NO BASTA CON CITAR A LA DEFENSA, ES UN DEBER CITAR DIRECTAMENTE AL PROCESADO
SENTENCIA T-069/26; REFERENCIA EXPEDIENTE T-11.285.877; CORTE CONSTITUCIONAL; M.P.: NATALIA ÁNGEL CABO
La Sentencia T-069 de 2026 se originó en la acción de tutela promovida por Camila contra el Juzgado 004 Penal del Circuito de Buenaventura y el defensor público que la representó. El proceso penal tuvo su origen en la captura de la accionante, ocurrida el 2 de diciembre de 2018, después de que agentes de la Policía Nacional afirmaran haberla observado arrojar un arma de fuego de fabricación artesanal. Ese mismo día se legalizó la captura y la Fiscalía le formuló imputación por el delito de fabricación, tráfico, porte o tenencia de armas de fuego, accesorios, partes o municiones. Camila no aceptó los cargos y continuó vinculada al proceso en libertad, pues no se le impuso medida de aseguramiento.
Posteriormente, la Fiscalía presentó el escrito de acusación y el 8 de abril de 2019 se celebró la audiencia de formulación de acusación. Camila asistió acompañada de su abogado de confianza. En esa diligencia, además, la Fiscalía reiteró expresamente la dirección física de residencia que la procesada había suministrado para recibir comunicaciones. Este dato resultó decisivo para el análisis constitucional, porque demostraba que el juzgado conocía un medio concreto para procurar su ubicación.
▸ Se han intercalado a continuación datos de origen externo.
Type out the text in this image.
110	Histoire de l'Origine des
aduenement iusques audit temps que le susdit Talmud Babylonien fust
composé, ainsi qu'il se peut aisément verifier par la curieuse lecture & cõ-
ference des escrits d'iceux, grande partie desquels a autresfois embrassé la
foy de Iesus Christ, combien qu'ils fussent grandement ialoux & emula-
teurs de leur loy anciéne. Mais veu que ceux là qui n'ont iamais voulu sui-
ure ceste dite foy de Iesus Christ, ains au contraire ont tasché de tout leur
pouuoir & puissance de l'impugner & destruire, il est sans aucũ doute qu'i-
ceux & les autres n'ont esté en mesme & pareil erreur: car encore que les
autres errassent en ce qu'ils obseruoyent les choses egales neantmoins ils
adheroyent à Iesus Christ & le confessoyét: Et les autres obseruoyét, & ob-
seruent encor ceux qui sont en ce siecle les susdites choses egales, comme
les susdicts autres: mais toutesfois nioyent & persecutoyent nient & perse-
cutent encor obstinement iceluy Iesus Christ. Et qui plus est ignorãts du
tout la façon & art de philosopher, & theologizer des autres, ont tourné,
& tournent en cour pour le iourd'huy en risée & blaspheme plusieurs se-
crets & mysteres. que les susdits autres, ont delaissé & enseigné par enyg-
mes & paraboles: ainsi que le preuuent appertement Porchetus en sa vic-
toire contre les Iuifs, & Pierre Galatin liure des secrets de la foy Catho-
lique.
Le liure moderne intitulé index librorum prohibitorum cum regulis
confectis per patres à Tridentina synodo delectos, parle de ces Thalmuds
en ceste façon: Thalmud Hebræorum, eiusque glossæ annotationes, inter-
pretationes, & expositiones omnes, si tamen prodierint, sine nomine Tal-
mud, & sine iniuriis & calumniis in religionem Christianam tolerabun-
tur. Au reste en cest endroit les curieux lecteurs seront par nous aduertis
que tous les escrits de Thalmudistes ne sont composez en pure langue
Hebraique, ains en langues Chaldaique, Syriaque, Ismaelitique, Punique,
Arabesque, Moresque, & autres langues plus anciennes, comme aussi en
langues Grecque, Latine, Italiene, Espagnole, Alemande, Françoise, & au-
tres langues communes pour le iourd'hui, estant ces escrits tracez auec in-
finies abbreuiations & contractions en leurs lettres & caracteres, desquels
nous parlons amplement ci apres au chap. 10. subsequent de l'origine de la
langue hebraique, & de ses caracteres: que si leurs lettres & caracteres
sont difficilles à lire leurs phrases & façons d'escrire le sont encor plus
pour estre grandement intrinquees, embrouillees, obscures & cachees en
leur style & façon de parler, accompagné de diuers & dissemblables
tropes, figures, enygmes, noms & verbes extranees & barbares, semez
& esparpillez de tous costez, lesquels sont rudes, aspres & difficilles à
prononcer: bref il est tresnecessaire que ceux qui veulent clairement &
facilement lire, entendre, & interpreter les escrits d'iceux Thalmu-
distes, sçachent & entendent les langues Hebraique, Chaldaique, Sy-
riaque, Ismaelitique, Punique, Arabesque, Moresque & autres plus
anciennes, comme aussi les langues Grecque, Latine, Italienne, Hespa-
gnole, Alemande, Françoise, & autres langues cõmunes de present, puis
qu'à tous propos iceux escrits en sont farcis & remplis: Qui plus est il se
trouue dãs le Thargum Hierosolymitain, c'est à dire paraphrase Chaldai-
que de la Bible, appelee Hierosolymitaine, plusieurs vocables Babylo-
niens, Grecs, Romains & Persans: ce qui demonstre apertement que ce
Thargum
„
La audiencia preparatoria fue programada inicialmente para junio de 2019, pero sufrió múltiples aplazamientos, entre otras razones, por la renuncia del abogado de confianza y la falta de designación oportuna de un defensor público. Finalmente, solo pudo realizarse el 11 de septiembre de 2024, es decir, más de cinco años y cinco meses después de la última actuación a la que Camila había asistido. La diligencia se celebró sin su presencia y con la intervención del defensor público designado. El juez consideró que la ausencia de la procesada no impedía continuar porque se encontraba en libertad.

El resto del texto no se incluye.